I’ve been eating out quite a lot recently and something really annoying has started to happen on menus across the land.
Warm asparagus salad with poached hens egg… Spiced aubergine pilaf with poached hens egg… Sweet potato and harrissa hash topped with a poached HENS EGG… “Oooh a poached hens egg, how exotic, I’ll have that please.” AGHHHHHH!
A hens egg is surely just an egg. News flash, chickens are hens, well female ones are and as we all know, only female chickens (i.e. hens) can lay eggs. Silently and pretentiously, the hens egg seems to have swept onto menus across the capital without anyone even noticing. Where have we all been?!
So next time you see it on the menu, ask for just a regular egg and see what happens. “Oh, is a hens egg just a regular egg? Then why doesn’t it just say that?” You utter politely before picking up your table and throwing it across the room. On that note lets move swiftly on to my salad Niçoise with boiled ‘hens’ egg (okay I’ll stop it now).
Salad Niçoise originated in the French city of Nice and is traditionally made up of a mixture of Niçoise olives, anchovies, tomatoes and hard boiled eggs. I was surprised to learn that a traditional Niçoise salad doesn’t include tuna, french beans or even potatoes but I guess every recipes it subject to interpretation. However, I’ve included french beans and potatoes in mine because it’s just not a Niçoise salad without them in my opinion. I’ve also substituted the anchovies for a tangy black olive and lemon dressing to give it the salty zing without the fish. Bon appétit.
Veggie Salad Niçoise
Serves a generous 2 / Takes 30 – 35 mins total
You’ll need: A pestle and mortar
1 cos lettuce
1 handful of pitted black olives
100g French beans
300g new potatoes/Jersey royals
4 ripe tomatoes cut into eights
1/4 cucumber, peeled and chopped
Handful of basil torn
Juice of half a lemon
Salt and pepper
Small handful of basil leaves
60g black olives
Juice of half a lemon
1 medium garlic clove, peeled
1 Tbs olive oil
1 tsp red wine vinegar or balsamic vinegar
Salt and pepper
1. Start by putting 3 eggs in a small saucepan and cover with boiling water. Boil for seven minutes. Once boiled drain and cover in cold water and put to one side.

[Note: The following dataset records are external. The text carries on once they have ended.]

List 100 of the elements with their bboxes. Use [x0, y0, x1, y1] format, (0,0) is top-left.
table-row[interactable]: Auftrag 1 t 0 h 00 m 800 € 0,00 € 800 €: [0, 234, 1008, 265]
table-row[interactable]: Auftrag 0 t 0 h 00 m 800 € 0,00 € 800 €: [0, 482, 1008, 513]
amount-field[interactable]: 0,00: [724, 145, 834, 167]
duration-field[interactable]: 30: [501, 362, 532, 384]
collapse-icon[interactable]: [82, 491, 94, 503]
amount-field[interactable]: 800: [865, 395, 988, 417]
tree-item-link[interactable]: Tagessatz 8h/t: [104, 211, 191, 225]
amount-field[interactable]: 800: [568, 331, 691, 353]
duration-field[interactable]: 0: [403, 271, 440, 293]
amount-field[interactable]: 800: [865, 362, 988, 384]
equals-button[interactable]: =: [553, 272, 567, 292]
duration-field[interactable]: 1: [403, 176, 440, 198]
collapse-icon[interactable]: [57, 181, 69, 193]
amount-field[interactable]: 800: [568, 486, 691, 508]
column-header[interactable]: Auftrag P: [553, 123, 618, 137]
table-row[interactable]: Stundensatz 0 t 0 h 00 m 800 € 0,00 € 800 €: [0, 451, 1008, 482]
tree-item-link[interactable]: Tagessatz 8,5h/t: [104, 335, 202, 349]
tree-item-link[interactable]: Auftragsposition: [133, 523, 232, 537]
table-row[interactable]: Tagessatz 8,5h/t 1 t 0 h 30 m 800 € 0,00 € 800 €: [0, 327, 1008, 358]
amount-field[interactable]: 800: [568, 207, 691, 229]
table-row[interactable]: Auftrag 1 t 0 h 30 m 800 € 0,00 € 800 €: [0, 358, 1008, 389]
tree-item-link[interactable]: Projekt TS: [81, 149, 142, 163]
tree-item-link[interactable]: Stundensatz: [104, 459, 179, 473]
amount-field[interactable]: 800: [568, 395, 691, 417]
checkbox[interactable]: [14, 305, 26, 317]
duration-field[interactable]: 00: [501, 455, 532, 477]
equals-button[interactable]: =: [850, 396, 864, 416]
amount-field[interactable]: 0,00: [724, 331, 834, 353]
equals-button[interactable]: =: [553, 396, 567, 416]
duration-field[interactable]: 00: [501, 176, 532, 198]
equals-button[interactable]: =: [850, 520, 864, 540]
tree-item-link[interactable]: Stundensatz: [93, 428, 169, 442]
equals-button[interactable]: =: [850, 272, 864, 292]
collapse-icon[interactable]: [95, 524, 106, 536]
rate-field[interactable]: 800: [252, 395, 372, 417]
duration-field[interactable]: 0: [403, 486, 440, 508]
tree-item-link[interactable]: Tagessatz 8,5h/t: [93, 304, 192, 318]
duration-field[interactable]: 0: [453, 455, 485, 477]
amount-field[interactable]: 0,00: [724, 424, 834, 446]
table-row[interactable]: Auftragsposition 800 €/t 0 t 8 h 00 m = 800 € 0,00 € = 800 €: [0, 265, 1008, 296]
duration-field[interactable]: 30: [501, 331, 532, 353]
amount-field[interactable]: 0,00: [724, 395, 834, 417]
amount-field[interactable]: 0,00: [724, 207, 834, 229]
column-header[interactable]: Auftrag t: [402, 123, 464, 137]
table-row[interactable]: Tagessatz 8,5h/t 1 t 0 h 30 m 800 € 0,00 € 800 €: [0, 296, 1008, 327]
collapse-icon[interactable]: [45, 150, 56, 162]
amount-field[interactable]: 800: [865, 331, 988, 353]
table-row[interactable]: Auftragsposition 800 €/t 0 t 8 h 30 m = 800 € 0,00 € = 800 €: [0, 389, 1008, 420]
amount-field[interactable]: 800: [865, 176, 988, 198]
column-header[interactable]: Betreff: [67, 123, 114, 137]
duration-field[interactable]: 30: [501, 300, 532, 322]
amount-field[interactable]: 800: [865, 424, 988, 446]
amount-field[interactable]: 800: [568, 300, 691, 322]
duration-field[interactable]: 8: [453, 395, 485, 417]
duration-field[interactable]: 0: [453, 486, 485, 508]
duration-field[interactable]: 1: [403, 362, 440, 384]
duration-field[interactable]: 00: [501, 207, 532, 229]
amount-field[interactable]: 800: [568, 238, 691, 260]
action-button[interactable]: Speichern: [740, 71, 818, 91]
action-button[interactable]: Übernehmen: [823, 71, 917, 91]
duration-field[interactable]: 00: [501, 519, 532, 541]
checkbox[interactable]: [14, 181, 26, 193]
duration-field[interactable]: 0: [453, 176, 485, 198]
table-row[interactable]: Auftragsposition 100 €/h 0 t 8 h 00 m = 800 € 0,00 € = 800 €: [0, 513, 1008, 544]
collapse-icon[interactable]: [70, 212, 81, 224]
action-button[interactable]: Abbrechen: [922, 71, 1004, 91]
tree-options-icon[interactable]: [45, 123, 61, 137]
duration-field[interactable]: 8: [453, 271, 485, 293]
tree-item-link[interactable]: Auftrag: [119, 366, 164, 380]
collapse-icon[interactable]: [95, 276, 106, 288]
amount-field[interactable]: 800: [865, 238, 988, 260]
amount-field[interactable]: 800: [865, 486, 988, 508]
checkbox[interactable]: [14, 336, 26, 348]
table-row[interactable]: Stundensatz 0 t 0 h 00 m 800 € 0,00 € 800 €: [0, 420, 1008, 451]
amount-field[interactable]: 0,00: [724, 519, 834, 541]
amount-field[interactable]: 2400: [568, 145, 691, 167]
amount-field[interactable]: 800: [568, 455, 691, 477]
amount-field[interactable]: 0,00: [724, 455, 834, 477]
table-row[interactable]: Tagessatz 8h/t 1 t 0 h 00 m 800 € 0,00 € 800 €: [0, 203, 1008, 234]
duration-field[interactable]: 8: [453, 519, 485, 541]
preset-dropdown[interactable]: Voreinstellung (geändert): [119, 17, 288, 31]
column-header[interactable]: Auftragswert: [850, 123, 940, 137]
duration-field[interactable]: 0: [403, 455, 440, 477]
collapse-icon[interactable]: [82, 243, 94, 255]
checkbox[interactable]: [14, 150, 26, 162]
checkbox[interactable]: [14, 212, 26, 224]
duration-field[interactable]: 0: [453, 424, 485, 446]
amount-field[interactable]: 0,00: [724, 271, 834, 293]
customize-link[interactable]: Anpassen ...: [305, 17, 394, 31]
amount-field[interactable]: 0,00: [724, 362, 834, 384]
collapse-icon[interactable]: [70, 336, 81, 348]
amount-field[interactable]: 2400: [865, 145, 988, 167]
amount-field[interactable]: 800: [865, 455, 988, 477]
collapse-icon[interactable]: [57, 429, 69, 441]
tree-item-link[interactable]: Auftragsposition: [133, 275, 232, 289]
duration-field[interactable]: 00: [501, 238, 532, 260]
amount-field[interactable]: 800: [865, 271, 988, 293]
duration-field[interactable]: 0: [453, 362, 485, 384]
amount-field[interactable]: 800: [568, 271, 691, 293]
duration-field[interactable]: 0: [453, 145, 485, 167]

2. Cut the larger new potatoes in half but leave the small ones whole. Put in a large saucepan and cover with boiling water and season the water with salt. Bring to the boil and simmer for 15 minutes.
3. Meanwhile, make your dressing by putting 60g of pitted black olives in your pestle and mortar along with a peeled garlic clove, a tablespoon of extra virgin olive oil, a teaspoon of red wine vinegar, small handful of basil leaves, the juice of half a lemon and season with salt and pepper. Being careful not to splash yourself too much, bash it all together until you have a rough paste.
4. Cut your tomatoes into eights and peel and chop your cucumber. Put in a large bowl along with a handful of torn basil, a handful of pitted black olives and season with salt and pepper.
5. By now your potatoes should be cooked but don’t remove them from the heat just yet. Add the trimmed french beans to the pan and cook for a further 5 minutes. Drain the potatoes and beans and cover in a stream of cold water to prevent them from cooking further. Leave to drain.
6. Line a large salad bowl with cos lettuce and peel your eggs. Slice into quarters and put to one side. Tip the warm potatoes and the beans into the bowl along with the rest of the salad mixture and top with the dressing. Give it a good stir and tip the whole lot on top of the lettuce.
7. Place the sliced eggs on top, squeeze over the other half of the lemon, drizzle with extra virgin olive oil and season with salt and pepper.